When developing software, here's a partial list of things I value:
Build using multiple compilers
Sometimes you forget to #include something from a standard library that works on one compiler but doesn't on another or use constructs that don't compile on all compilers.
Static Analysis and high warning levels
I regularly run PVS-Studio, CppCheck and Clang static analyzers and use very high warning levels on my compilers.
My GCC warnings: -Wall -pedantic -Wextra -Wcast-align -Wcast-qual -Wctor-dtor-privacy -Wdisabled-optimization \
-Wdouble-promotion -Wformat=2 -Winit-self -Winvalid-pch -Wlogical-op -Wmissing-include-dirs \
-Wshadow -Wredundant-decls -Wsign-promo -Wstrict-null-sentinel -Wstrict-overflow=5 -Wtrampolines \
-Wunsafe-loop-optimizations -Wvector-operation-performance -Wzero-as-null-pointer-constant
Unit Tests
I have found many bugs using them. Excellent for math stuff, serialization testing, error handling testing etc.
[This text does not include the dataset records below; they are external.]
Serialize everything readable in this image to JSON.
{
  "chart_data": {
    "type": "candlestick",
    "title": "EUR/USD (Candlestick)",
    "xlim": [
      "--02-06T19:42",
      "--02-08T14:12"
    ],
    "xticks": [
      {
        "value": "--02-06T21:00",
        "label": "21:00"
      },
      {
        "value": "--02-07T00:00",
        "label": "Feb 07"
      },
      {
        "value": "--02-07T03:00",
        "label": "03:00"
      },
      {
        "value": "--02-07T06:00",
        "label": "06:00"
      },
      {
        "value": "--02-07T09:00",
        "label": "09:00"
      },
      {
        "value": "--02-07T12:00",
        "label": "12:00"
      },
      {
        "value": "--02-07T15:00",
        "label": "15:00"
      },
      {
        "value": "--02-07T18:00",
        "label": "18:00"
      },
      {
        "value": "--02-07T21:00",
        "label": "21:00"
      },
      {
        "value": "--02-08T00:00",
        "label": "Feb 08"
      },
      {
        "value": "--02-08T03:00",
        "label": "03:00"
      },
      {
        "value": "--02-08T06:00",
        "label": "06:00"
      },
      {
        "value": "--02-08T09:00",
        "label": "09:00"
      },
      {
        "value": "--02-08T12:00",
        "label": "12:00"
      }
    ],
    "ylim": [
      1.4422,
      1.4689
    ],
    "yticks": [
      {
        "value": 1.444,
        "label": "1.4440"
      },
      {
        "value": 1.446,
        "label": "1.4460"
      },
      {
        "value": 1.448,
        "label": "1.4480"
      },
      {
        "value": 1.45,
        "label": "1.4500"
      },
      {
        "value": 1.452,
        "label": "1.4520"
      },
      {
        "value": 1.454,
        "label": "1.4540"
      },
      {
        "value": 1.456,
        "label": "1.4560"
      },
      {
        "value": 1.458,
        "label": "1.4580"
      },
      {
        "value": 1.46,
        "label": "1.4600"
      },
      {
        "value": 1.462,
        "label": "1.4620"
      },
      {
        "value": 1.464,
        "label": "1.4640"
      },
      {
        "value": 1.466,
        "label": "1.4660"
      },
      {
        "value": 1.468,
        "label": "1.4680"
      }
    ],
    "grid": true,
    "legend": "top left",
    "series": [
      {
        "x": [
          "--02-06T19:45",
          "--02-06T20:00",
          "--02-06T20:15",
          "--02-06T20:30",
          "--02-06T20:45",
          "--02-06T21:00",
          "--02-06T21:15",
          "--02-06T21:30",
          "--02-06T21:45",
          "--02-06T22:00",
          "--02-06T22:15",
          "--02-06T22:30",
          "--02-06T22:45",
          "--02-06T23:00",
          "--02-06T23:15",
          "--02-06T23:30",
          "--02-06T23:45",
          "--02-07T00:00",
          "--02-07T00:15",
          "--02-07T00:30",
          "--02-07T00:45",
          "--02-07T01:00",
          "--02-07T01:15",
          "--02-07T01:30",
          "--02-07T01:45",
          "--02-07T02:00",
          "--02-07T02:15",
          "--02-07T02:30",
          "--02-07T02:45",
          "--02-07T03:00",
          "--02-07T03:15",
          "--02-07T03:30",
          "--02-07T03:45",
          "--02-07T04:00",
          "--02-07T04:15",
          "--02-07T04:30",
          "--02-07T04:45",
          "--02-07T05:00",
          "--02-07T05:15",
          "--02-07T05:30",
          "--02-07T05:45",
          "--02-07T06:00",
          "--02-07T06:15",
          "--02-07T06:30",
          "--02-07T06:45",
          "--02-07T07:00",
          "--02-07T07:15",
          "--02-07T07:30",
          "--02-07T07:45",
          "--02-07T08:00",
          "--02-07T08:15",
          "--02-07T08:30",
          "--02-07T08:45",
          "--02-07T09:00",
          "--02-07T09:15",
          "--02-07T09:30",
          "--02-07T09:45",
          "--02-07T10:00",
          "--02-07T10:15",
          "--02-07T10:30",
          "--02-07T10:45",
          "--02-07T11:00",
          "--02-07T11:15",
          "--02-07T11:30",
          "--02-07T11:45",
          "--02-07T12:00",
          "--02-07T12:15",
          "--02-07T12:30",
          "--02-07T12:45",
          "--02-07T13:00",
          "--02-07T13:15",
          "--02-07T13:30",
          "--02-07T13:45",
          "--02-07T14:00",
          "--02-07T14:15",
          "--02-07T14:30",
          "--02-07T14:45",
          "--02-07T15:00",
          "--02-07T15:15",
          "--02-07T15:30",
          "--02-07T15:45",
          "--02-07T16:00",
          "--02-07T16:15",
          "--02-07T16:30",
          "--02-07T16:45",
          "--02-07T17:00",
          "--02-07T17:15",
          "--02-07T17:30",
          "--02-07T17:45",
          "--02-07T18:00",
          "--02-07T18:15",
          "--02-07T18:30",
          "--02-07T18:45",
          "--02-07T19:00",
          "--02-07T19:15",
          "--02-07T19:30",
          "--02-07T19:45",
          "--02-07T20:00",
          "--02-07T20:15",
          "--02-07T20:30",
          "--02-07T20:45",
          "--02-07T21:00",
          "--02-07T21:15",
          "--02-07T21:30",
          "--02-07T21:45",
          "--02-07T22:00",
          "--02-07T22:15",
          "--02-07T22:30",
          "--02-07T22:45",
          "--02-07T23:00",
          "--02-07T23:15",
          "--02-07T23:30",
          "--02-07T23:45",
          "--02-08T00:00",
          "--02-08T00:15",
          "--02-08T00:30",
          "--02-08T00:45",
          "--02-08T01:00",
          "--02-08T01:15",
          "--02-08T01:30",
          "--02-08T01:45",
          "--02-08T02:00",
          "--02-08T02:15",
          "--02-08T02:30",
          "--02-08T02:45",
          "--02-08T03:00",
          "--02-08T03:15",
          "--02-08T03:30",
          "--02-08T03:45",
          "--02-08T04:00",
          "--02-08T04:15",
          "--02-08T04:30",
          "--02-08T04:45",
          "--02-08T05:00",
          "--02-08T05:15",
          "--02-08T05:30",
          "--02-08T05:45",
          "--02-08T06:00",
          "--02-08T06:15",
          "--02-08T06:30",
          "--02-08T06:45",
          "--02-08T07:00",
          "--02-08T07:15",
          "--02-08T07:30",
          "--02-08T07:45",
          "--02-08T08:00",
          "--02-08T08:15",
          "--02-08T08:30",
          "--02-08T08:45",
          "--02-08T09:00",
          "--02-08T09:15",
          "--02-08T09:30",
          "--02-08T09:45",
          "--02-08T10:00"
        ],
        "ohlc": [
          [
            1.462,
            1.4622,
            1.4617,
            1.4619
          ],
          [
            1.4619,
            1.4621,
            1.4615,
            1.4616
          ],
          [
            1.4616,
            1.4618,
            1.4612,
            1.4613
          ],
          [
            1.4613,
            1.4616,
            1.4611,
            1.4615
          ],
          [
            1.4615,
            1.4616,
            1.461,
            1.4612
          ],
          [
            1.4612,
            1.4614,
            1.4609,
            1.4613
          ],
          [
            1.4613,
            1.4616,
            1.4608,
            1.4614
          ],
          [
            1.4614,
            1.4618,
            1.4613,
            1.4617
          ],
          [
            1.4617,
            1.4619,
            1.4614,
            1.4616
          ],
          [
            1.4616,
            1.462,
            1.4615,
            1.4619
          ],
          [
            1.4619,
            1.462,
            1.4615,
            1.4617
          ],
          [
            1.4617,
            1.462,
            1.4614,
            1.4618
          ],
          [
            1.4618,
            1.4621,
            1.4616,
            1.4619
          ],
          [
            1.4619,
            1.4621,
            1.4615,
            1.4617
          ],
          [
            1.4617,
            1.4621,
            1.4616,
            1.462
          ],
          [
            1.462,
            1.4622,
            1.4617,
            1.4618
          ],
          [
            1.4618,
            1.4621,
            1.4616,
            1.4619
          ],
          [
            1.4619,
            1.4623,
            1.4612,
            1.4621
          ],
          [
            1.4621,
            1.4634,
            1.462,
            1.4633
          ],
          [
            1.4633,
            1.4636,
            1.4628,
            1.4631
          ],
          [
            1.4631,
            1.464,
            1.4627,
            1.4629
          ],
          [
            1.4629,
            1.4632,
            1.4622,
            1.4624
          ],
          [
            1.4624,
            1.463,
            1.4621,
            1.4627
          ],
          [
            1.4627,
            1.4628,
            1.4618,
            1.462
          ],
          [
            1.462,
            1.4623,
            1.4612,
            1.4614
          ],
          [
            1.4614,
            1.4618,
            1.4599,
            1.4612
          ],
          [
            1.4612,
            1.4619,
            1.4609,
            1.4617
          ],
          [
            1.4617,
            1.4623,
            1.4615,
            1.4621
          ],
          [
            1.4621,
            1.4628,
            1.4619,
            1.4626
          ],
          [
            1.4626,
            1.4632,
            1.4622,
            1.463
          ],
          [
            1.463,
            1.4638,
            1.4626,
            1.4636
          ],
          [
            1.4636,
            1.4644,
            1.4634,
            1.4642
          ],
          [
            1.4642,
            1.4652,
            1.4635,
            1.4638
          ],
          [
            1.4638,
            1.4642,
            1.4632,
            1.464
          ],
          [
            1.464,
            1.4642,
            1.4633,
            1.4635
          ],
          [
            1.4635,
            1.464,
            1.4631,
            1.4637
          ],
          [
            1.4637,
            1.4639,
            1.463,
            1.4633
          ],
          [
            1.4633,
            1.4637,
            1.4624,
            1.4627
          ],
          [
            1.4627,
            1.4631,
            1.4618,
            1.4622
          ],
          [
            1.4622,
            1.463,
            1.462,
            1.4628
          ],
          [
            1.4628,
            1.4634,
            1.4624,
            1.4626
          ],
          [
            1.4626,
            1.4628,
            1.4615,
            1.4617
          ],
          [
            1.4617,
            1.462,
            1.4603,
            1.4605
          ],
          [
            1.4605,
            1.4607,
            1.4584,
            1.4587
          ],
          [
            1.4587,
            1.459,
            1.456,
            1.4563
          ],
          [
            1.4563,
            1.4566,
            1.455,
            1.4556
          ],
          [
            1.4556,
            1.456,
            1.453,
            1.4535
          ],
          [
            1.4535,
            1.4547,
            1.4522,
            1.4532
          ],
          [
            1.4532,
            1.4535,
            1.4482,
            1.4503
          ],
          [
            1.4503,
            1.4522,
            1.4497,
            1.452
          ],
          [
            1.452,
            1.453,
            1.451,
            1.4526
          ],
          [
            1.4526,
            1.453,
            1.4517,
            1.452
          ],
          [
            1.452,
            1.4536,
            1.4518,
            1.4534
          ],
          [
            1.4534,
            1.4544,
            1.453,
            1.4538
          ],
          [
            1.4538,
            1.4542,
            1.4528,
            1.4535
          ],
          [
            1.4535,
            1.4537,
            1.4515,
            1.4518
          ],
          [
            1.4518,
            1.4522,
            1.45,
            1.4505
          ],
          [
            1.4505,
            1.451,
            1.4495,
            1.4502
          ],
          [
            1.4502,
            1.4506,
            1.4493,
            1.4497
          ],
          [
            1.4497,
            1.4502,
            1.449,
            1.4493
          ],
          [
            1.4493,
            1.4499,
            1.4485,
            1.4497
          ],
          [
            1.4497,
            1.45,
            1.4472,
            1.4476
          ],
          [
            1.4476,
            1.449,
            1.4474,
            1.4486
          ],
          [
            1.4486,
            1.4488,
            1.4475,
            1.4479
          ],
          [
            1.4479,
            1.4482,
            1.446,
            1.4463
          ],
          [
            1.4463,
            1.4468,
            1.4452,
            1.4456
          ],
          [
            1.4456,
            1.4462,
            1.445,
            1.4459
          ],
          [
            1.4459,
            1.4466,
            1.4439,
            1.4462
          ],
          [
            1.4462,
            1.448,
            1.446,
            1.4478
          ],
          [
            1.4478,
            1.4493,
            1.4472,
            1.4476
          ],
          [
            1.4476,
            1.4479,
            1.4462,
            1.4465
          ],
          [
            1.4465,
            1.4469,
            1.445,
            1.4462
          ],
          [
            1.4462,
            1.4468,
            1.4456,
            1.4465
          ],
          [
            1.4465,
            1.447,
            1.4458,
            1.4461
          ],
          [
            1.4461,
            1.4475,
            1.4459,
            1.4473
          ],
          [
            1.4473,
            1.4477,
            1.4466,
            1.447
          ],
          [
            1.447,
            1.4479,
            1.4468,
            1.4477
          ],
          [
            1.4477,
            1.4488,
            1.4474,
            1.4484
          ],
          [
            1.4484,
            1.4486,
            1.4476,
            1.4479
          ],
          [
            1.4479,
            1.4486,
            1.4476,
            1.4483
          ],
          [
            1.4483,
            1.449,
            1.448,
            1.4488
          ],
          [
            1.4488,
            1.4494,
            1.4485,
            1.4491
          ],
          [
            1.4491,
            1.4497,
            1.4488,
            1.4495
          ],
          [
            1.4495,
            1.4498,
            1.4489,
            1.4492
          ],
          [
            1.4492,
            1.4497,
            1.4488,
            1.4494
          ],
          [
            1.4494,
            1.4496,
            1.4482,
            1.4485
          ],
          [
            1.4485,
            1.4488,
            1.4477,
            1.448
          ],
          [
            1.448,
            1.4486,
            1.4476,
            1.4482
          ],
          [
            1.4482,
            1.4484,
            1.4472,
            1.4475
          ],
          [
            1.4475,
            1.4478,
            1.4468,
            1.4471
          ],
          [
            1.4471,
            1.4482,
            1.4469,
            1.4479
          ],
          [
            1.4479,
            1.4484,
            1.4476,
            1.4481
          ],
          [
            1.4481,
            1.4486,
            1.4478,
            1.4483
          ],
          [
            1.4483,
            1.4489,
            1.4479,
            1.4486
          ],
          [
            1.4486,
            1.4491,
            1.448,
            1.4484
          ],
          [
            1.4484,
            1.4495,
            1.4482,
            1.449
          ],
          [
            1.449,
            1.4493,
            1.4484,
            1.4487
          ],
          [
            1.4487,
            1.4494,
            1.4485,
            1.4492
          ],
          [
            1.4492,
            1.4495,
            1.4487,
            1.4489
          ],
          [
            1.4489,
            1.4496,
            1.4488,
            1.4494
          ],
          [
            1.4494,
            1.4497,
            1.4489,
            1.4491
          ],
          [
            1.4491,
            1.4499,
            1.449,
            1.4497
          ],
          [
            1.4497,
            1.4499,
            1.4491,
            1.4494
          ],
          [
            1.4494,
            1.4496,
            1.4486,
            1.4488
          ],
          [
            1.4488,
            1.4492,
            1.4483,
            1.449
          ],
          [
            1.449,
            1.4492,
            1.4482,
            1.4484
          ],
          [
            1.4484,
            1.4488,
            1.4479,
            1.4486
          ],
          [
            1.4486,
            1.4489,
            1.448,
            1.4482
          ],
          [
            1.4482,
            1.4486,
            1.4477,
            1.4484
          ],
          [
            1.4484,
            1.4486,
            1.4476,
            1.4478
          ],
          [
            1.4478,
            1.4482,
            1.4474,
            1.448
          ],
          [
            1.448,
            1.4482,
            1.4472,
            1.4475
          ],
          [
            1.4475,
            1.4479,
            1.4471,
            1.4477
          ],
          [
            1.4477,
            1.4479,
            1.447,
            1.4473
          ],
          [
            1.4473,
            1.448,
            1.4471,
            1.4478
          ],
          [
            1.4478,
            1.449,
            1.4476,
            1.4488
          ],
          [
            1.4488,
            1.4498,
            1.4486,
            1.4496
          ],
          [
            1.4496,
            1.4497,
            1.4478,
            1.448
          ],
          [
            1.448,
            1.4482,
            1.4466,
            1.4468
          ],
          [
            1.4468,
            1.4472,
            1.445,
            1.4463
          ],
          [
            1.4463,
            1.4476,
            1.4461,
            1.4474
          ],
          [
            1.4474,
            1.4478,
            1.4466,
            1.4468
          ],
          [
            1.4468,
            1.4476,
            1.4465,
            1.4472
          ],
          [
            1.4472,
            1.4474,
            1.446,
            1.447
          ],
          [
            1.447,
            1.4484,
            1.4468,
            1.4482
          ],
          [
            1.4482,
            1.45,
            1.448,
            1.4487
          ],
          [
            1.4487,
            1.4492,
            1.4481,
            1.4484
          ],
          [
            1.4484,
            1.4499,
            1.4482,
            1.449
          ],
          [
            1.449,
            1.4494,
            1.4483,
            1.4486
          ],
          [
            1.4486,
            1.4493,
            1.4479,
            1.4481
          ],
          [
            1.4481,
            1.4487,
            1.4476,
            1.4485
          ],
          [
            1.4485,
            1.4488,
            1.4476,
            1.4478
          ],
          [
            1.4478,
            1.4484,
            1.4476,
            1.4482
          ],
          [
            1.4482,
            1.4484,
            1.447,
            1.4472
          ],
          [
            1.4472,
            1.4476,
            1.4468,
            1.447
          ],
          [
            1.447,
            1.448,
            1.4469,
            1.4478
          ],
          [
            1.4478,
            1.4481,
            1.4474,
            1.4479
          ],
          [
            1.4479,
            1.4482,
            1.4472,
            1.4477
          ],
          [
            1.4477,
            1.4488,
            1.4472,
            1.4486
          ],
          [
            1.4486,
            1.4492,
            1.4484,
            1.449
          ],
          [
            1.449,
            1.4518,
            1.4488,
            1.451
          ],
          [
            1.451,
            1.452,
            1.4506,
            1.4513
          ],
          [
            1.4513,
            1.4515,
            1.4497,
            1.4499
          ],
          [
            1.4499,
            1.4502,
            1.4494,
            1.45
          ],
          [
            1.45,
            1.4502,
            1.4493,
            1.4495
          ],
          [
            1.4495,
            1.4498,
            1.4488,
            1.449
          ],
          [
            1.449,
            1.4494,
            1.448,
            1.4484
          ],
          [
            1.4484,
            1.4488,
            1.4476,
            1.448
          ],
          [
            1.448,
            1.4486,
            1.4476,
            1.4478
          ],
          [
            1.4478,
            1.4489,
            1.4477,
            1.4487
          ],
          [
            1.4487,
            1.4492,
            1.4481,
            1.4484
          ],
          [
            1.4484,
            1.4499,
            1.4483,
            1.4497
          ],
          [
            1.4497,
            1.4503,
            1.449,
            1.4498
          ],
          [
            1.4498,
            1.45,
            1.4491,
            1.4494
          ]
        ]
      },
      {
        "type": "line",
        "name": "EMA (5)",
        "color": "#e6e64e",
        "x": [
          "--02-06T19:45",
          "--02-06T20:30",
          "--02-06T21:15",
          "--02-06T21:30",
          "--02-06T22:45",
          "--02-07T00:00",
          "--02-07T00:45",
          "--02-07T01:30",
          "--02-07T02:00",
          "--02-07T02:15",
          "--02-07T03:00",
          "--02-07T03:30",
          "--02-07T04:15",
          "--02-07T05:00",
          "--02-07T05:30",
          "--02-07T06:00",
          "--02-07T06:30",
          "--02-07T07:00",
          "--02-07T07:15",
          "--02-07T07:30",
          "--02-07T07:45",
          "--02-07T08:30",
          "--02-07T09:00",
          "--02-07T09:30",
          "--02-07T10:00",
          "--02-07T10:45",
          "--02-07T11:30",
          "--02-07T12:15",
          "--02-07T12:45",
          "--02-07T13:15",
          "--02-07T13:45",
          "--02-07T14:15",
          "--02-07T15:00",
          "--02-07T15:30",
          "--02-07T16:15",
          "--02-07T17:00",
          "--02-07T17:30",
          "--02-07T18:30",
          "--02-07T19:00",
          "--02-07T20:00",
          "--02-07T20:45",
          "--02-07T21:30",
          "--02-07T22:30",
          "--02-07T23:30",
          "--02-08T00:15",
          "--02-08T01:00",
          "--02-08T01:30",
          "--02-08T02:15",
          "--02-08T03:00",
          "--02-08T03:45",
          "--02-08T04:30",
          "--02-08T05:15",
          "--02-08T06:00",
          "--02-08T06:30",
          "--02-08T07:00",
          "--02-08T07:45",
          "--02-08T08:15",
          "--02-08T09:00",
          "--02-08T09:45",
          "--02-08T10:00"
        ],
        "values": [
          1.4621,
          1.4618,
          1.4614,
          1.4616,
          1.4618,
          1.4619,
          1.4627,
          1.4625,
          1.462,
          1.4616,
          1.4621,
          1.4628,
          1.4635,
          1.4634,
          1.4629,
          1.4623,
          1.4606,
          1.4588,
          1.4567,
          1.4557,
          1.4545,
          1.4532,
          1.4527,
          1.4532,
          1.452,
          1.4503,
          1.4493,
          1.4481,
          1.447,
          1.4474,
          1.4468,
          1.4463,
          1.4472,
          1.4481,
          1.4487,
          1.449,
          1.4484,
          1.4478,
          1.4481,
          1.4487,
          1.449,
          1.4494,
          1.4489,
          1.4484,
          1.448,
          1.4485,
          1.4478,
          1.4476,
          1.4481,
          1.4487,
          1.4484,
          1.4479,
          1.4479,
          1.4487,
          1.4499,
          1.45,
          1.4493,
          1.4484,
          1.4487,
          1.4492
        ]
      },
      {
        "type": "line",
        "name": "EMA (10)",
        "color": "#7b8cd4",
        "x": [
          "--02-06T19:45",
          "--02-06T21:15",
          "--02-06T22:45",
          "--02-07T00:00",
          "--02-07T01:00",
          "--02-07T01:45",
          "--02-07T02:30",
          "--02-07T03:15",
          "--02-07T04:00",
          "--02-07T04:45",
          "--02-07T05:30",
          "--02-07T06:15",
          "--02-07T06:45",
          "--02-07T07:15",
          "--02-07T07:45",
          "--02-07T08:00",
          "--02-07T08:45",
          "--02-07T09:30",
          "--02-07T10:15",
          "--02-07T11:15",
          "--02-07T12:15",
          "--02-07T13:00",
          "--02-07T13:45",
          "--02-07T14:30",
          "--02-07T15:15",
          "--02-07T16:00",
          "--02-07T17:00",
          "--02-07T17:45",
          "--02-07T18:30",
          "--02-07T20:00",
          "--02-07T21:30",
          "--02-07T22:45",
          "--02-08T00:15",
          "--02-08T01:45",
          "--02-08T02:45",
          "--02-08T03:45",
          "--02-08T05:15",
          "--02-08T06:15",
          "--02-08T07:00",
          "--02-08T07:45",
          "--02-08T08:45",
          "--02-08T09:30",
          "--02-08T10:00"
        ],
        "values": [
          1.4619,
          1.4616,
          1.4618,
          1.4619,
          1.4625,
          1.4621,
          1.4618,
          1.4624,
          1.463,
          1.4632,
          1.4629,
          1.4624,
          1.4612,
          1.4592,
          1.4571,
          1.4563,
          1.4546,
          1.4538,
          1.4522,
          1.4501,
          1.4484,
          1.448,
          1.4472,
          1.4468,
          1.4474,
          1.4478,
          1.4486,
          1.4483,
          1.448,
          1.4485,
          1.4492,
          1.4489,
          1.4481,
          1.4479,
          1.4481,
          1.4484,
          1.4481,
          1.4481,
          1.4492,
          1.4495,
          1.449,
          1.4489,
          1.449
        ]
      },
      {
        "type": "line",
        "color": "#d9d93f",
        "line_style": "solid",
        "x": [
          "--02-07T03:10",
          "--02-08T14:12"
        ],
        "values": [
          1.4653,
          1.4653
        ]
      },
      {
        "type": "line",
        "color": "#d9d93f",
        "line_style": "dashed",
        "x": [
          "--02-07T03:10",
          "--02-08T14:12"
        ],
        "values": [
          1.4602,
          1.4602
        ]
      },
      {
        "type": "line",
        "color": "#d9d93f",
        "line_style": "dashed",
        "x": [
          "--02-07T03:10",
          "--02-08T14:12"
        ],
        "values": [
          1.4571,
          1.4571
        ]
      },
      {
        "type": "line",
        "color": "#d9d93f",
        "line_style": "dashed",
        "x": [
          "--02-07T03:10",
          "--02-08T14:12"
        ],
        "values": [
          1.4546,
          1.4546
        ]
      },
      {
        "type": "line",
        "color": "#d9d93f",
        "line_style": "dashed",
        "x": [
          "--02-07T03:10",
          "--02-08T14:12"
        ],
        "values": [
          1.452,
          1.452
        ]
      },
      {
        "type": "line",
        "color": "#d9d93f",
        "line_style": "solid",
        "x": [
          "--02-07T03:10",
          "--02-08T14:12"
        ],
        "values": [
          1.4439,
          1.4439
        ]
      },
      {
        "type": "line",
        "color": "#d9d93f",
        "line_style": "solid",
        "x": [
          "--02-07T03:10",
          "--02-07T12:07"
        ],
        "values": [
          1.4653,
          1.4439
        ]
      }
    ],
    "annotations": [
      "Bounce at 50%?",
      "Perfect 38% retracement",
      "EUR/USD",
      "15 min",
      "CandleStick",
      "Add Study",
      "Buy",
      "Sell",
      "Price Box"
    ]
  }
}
Test graphics code on multiple GPUs
Some drivers accept bad syntax in shaders or have bugs. I test my graphics code on NVIDIA, AMD and Intel GPUs on Windows, OS X and on Linux.
Minimize variable scope
Declare variables as close as possible to their use site and try to make them const. Ternary operator and lambdas can help here.
Avoid Boolean arguments
They make the code hard to read and often break the Single Responsibility Principle.
Avoid magic numbers
Same as above.
Collect metrics
Use tools like Metrix++ to get metrics like line count, cyclomatic complexity etc.
Extract complex conditionals into descriptive variables and methods.
Comment things that can't be expressed in code
First try to name your variables/methods so the comments are unnecessary. Only after that write comments.